Just ask the folks at an area La Petite on North Warwick. Back in July, inspectors sent a letter home to parents telling them about Shigella and the daycare’s fourteen confirmed cases. A worker at La Petite says I wasn’t here at the time, so I don’t have much information.
Like Excell, inspectors say La Petite’s bill of health is typically clean and sanitary, but they admit that has not been the case for Cinderella Play School. Although inspectors praised its most recent effort, inspection reports, dating back two years, suggest a filthy past. Back in 2004, a complaint was filed with the health department notifying them of a rat infestation. Although inspectors found the complaint unwarranted, they noted rodent feces in the kitchen, under the sink, and on the microwave table. They also noticed upstairs rooms filled with trash and mud. A follow-up inspection two months later-found the daycare’s upstairs to be almost completely cleaned up and rodent free. Then two years passed, and again inspectors found several of daycare’s rooms full of trash, junk, debris, and even old liquor bottles.
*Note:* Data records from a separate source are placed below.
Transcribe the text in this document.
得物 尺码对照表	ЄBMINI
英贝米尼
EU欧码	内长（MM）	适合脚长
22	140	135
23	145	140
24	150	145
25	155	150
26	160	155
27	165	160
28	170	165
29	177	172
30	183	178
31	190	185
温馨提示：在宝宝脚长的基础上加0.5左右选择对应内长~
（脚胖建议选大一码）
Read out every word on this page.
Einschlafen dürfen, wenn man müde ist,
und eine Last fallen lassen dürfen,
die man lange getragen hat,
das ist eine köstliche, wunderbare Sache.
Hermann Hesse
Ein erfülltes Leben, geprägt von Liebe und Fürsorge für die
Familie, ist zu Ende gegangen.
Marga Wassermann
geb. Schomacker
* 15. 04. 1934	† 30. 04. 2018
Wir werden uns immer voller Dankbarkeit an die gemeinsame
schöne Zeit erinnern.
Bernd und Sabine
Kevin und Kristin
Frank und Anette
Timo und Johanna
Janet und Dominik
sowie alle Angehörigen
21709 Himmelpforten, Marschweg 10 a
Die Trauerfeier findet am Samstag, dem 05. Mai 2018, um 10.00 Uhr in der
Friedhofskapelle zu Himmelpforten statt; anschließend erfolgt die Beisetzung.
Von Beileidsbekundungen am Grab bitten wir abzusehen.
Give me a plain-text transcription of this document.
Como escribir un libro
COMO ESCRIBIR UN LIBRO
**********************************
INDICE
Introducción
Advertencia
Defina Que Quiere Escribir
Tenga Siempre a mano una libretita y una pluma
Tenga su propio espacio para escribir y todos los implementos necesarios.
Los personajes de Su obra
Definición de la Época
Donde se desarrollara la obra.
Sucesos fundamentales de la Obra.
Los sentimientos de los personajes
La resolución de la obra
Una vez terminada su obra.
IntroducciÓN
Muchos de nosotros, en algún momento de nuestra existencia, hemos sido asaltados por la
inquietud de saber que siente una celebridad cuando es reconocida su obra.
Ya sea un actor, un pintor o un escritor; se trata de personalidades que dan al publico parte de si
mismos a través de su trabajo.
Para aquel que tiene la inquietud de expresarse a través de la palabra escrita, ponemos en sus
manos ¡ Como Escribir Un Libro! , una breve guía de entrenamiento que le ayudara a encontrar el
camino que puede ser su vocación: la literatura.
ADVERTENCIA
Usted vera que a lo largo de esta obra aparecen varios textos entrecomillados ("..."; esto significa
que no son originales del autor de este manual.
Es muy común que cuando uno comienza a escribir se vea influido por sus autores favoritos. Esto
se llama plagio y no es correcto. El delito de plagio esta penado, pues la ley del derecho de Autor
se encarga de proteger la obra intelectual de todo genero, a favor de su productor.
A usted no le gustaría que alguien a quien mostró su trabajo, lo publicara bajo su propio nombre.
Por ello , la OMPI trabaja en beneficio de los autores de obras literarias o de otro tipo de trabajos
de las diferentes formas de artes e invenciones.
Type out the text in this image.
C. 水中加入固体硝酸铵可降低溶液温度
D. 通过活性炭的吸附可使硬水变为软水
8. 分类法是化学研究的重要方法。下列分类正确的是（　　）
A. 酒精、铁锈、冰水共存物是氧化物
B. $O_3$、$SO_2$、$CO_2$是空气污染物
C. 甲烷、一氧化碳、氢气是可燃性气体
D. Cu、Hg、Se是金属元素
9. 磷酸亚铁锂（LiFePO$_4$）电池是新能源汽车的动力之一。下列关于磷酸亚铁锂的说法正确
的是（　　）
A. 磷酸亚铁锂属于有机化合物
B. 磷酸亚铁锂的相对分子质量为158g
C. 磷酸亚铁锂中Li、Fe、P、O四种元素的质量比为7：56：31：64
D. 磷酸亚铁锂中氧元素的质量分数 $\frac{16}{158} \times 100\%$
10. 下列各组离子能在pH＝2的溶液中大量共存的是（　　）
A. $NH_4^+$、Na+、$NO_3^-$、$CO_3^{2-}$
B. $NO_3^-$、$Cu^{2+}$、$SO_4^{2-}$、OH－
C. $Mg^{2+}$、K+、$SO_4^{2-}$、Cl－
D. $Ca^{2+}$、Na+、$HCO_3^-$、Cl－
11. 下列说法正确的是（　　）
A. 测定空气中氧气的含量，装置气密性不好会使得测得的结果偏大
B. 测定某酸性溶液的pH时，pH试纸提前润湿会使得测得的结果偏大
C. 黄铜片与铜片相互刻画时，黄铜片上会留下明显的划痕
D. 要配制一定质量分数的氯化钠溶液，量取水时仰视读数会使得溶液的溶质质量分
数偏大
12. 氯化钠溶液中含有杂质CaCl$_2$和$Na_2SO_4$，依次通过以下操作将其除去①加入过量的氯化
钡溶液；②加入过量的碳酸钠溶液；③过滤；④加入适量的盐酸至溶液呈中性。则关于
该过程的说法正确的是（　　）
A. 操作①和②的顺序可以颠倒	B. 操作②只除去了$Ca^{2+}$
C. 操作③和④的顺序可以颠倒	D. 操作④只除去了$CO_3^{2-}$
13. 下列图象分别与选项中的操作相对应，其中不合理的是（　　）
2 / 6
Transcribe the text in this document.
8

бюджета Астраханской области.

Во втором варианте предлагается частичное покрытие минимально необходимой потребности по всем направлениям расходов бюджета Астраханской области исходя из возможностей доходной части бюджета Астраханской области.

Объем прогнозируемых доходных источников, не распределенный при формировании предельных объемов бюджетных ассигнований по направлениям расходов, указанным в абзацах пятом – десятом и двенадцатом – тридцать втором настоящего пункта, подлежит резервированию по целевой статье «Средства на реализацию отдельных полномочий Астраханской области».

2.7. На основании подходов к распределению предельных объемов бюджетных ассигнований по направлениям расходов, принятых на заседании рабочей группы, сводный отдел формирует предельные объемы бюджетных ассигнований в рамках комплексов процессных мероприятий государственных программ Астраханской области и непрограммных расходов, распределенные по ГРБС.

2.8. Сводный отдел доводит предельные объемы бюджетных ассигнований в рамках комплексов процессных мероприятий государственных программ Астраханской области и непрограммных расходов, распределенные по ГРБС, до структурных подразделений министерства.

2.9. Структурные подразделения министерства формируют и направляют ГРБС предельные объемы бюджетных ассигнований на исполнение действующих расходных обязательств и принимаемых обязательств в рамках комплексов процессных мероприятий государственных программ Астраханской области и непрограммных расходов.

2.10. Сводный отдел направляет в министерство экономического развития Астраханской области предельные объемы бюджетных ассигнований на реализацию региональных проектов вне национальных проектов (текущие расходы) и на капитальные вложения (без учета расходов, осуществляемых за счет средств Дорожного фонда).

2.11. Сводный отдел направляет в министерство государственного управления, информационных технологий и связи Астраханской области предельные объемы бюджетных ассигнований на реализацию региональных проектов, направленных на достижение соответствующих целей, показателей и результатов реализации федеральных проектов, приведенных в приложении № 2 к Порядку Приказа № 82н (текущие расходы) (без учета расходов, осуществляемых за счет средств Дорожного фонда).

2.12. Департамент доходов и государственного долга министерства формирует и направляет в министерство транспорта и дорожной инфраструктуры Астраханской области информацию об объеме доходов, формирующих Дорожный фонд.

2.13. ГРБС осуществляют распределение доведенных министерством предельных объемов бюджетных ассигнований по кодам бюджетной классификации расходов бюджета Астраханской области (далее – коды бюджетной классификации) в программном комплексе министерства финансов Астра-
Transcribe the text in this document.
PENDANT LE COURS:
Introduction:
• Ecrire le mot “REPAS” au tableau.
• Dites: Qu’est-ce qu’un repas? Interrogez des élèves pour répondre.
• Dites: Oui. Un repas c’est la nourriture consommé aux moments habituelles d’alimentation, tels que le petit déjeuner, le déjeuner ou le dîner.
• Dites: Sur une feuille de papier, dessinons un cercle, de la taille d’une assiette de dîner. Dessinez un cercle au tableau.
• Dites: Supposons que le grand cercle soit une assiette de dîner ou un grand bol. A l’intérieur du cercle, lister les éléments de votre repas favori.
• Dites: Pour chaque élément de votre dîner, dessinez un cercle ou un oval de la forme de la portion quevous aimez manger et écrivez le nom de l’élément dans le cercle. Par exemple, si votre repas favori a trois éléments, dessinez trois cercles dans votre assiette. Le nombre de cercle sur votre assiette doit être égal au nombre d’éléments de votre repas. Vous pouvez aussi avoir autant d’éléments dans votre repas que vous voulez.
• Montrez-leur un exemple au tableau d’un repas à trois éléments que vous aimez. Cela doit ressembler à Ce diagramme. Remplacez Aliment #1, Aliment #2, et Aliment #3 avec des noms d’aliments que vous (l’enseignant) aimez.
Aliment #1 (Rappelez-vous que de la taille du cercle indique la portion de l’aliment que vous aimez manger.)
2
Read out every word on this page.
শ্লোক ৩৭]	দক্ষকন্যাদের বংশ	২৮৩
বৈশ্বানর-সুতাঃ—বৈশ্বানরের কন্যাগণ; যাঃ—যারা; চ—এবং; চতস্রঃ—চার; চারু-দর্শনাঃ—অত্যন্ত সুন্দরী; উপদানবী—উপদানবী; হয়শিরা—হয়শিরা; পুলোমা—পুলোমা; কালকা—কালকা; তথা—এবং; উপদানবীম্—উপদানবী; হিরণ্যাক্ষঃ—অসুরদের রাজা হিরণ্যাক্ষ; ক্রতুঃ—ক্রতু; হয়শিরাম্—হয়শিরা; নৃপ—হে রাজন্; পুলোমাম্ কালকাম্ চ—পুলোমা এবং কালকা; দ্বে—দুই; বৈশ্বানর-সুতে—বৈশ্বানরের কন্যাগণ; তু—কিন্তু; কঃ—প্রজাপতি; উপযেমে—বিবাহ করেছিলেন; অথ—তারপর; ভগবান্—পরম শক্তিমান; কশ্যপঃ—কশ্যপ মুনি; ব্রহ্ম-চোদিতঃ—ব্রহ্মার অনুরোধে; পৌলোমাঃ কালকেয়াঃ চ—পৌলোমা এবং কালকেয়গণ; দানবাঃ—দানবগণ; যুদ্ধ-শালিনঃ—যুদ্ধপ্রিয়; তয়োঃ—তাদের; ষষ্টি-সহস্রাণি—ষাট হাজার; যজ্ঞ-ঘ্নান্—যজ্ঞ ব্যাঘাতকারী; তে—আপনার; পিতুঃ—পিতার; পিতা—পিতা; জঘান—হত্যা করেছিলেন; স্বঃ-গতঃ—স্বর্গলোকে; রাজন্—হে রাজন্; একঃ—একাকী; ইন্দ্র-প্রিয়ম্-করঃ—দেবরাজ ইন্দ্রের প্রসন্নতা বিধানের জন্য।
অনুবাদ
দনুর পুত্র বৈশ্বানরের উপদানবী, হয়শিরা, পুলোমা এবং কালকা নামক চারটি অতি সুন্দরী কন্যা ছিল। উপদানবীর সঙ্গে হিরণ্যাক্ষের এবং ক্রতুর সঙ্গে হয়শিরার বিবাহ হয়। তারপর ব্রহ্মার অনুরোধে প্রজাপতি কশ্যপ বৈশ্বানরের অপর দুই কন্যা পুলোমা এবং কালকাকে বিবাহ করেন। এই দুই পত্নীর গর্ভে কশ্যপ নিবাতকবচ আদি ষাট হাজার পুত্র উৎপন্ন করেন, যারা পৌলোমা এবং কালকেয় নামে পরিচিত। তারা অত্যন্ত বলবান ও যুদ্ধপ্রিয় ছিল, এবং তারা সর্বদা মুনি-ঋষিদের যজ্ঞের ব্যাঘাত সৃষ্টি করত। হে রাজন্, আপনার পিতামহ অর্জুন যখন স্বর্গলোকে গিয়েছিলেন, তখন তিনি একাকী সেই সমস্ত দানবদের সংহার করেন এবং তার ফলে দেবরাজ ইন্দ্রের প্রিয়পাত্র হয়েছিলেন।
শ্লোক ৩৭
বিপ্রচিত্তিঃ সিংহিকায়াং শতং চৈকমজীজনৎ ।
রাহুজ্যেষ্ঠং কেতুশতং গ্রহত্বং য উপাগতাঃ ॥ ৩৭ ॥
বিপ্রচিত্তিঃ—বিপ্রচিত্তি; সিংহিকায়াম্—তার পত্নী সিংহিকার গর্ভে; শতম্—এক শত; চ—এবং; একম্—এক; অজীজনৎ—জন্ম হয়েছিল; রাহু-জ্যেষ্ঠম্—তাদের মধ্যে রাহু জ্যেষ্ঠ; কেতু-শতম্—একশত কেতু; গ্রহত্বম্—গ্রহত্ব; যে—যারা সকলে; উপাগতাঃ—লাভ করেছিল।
The Cinderella Playschool Owner says, First of all, that space they’re talking about is not licensed, they’re not supposed to be able to even inspect it.
Tonya Moore of the health department says Childcare regulations, by definition, allow the inspector to go in to any part of the facility we consider to be accessible. In this case, the upstairs was accessible to the children. Also, according to health reports, inspectors found a dead bird on a stairwell inside the daycare. They also found live and dead cockroaches on countertops, in the freezer, and on top of the refrigerator. There were large holes in the roof and walls.
The Owner of Cinderella Playschool says It’s the same guy and he has a vendetta against me.
The inspector does? Scott Hines asks.
And he keeps coming back and coming back and every time he brings me something and I correct it, says that Cinderella Playschool owner.
Still, inspectors say the vast majority of metro daycares are complying with county regulations. Since 2003, a Children’s Lighthouse on North Council has had almost no violations. The same can be said for Edmonds Head Start and a Crown Heights Christian Daycare.
Brina Hurst, whose son attends Crown Heights Christian church, says, That is great, great to know and that makes us feel better. I’m sure my husband will love to hear that.
Tonya Moore says, They’re all clean. We consistently can approve them, on our first visit and we don’t have to go back and follow-up on violations that are repeat violations.
While Excell Learning Center and La Petite Academy were hit hard by Shigella, inspectors say they were not alone. Last year the illness created big problems for a number of metro daycares.